Bonus condizionatori: come si calcola l’Iva?

Con riferimento al bonus condizionatori, un’altra delle domande più frequenti è la seguente: come si calcola l’Iva? L’Iva è al 10% o al 22%?

Sul punto è bene sapere che ai fini Iva, l’acquisto del condizionatore, da un lato, e l’installazione e il montaggio, dall’altro lato, vengono trattati in modo diverso.

Ed infatti, l’aliquota Iva agevolata al 10% non si applica indistintamente sul prezzo totale di acquisto del condizionatore, ma solo sulla differenza tra il valore totale del servizio e il costo del condizionatore. Per comprendere meglio, facciamo un esempio pratico.

Poniamo il caso che il costo totale per il condizionatore e la sua installazione sia pari a 5mila euro, di cui:

  • 4.200 euro spesi per l’acquisto del condizionatore;
  • 800 euro per manodopera, installazione e montaggio.

Ebbene, sul costo della manodopera viene applicata l’Iva al 10%. Sul condizionatore, invece,  l’Iva agevolata al 10% sarà applicabile solo con riferimento alla differenza tra il costo totale dell’intervento ed il costo del climatizzatore, per cui 5.000 – 4.200 = 800. Sul valore residuo del climatizzatore (3.400 euro), si applicherà l’Iva al 22%.

Bonus condizionatori 2018: quali documenti conservare?
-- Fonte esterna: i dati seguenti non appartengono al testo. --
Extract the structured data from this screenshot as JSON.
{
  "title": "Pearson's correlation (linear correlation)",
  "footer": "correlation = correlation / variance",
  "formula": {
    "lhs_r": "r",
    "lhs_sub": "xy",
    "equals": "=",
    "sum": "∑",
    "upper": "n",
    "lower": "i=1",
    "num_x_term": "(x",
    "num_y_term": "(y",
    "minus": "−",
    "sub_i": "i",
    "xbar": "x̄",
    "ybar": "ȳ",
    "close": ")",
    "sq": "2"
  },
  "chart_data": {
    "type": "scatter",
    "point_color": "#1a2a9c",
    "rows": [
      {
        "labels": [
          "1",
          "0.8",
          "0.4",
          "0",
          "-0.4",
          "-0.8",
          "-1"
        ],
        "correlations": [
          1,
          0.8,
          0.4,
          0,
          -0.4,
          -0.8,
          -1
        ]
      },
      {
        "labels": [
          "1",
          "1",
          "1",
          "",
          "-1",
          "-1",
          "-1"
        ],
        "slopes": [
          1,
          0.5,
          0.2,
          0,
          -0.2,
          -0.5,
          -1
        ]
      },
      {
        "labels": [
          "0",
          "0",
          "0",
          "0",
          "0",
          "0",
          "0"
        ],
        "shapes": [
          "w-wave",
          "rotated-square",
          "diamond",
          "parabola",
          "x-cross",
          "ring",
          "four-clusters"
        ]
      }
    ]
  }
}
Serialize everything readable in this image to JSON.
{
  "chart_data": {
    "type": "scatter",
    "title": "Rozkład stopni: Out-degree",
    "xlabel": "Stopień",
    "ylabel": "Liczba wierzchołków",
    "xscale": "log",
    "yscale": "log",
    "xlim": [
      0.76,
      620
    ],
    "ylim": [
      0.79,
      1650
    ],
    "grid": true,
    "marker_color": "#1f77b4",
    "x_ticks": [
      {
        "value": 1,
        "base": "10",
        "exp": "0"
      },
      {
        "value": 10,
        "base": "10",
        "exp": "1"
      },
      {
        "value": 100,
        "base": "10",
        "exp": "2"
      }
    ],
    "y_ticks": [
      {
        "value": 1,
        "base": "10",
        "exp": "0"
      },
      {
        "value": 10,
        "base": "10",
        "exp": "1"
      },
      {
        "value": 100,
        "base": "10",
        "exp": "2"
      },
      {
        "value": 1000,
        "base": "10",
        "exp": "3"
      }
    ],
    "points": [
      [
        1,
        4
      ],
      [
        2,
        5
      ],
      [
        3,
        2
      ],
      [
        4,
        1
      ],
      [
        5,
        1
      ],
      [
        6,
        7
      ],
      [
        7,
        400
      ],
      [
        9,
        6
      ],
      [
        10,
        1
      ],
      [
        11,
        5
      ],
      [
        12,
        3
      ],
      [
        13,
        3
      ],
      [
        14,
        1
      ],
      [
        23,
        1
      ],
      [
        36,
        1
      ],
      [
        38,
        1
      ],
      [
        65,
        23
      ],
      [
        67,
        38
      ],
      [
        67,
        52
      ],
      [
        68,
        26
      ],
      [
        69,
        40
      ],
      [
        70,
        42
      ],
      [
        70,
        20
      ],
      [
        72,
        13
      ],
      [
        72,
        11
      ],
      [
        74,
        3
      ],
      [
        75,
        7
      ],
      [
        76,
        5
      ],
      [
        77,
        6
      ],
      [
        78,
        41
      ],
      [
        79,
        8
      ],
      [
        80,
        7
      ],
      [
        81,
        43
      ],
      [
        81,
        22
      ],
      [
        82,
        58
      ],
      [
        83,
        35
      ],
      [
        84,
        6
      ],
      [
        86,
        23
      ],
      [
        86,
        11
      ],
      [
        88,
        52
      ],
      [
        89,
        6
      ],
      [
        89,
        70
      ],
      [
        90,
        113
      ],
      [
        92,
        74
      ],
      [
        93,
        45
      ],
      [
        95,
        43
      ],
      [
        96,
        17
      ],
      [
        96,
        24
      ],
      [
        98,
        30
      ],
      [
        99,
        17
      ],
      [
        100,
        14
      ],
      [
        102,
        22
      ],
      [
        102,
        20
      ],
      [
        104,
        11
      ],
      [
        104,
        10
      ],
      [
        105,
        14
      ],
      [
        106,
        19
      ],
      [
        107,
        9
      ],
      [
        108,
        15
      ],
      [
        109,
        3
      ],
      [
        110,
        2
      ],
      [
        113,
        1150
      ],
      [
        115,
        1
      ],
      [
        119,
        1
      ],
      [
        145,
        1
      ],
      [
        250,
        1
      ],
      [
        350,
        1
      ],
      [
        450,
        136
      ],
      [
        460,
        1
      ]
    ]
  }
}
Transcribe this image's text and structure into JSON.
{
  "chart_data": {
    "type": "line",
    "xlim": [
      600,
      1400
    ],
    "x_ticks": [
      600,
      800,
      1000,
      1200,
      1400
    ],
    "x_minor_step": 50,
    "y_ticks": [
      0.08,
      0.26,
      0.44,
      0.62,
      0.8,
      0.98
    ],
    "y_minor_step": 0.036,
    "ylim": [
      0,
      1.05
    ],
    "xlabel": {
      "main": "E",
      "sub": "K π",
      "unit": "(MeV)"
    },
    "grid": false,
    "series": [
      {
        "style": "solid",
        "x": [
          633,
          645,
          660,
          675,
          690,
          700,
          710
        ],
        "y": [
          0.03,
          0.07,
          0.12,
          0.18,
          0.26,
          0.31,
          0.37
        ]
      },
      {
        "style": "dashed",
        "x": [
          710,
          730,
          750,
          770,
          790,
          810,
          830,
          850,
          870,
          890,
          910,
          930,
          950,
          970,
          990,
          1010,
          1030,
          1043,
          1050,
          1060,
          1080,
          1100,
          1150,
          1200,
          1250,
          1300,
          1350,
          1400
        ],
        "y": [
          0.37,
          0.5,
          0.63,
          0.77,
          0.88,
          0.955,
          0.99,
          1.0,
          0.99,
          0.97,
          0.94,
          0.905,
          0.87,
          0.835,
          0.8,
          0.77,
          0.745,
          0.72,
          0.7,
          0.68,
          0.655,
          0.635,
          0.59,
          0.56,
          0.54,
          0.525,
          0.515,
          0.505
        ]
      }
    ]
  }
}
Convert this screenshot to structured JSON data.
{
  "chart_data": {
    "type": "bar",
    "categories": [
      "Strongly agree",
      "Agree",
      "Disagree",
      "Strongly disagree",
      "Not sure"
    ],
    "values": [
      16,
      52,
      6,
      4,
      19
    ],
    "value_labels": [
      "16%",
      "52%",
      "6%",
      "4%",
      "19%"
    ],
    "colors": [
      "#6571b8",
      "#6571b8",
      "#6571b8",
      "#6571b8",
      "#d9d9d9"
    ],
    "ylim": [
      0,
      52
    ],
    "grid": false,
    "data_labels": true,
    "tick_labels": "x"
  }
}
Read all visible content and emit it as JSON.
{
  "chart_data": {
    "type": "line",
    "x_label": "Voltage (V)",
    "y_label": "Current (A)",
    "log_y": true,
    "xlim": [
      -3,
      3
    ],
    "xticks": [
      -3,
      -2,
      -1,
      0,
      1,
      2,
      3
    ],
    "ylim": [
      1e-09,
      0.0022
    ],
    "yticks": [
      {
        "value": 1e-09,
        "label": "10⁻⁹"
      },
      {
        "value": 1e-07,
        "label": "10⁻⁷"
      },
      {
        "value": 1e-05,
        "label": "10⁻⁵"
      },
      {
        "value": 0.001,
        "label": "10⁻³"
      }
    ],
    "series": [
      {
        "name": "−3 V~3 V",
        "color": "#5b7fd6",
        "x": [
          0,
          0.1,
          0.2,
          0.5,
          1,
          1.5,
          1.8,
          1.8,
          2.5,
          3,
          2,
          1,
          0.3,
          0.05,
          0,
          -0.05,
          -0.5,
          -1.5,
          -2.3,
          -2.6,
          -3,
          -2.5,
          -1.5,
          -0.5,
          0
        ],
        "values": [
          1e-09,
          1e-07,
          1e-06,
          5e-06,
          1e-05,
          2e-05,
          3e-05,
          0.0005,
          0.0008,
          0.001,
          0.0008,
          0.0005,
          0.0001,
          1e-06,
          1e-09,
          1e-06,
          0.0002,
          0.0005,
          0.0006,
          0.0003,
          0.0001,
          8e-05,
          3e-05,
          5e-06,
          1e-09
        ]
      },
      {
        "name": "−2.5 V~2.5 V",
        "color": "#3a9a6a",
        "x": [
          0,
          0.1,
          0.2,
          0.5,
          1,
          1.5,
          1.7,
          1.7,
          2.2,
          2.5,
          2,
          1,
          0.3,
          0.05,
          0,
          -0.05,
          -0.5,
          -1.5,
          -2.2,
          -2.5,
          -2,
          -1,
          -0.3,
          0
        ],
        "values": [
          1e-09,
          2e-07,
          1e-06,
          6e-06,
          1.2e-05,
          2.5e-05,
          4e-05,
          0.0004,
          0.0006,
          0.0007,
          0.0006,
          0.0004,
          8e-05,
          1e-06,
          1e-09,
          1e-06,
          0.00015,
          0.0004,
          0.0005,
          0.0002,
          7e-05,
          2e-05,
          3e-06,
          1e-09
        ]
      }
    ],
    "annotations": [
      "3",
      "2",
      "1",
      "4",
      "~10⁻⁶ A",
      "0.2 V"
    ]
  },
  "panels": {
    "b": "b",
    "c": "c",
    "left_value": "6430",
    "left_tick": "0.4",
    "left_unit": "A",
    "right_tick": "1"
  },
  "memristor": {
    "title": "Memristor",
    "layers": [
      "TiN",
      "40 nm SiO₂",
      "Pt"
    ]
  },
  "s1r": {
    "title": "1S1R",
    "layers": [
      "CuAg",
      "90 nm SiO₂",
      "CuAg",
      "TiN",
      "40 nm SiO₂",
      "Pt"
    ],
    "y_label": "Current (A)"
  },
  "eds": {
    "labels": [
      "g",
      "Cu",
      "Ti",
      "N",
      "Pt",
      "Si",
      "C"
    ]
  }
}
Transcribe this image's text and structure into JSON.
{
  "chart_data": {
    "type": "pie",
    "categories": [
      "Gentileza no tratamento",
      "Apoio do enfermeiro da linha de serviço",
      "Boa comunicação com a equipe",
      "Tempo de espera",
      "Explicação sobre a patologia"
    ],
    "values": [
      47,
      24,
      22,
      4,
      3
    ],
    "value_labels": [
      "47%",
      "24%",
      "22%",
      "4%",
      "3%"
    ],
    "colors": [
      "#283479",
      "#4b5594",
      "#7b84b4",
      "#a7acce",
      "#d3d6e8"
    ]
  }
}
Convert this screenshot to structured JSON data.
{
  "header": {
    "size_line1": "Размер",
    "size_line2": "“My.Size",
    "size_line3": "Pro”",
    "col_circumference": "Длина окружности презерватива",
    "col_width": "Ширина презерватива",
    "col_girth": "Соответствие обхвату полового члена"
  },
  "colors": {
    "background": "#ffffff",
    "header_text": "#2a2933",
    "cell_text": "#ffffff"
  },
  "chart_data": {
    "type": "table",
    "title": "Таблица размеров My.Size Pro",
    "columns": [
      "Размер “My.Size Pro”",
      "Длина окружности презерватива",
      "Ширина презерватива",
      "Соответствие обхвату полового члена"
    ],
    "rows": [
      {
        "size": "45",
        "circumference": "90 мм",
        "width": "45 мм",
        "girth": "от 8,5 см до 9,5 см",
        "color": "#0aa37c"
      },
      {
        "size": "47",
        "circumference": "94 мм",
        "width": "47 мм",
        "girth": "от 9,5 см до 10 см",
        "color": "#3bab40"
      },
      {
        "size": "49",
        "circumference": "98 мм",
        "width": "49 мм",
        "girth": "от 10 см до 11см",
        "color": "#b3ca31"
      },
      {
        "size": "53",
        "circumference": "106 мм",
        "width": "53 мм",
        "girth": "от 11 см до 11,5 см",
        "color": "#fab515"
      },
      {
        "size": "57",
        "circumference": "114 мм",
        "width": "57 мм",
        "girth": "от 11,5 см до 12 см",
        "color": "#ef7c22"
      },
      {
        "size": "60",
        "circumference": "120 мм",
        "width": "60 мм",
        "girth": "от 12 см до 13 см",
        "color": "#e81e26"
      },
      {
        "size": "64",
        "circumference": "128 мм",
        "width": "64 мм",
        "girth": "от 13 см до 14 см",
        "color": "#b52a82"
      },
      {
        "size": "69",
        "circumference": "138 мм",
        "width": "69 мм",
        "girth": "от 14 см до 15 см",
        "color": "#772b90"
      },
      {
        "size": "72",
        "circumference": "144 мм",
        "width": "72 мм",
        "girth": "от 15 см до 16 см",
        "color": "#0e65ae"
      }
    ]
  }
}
Colui che vuole ottenere la detrazione Irpef prevista dal bonus dovrà premurarsi di conservare i seguenti documenti:

  • ricevuta del bonifico, dal quale emerga la causale del versamento, la data nonché il numero della fattura, i dati del richiedente la detrazione (il quale può anche essere diverso dall’ordinante), il codice fiscale del beneficiario;
  • ricevuta di avvenuta transazione (per i pagamenti con carta di credito o di debito);
  • documentazione di addebito sul conto corrente;
  • fatture di acquisto del bene, riportanti la natura, la qualità e la quantità dei beni e dei servizi acquisiti,
  • dichiarazione di ristrutturazione oppure titolo abilitativo comunale da cui risulti la data di inizio lavori. Qualora l’intervento non ne preveda l’obbligatorietà, è sufficiente una dichiarazione sostitutiva dell’atto di notorietà.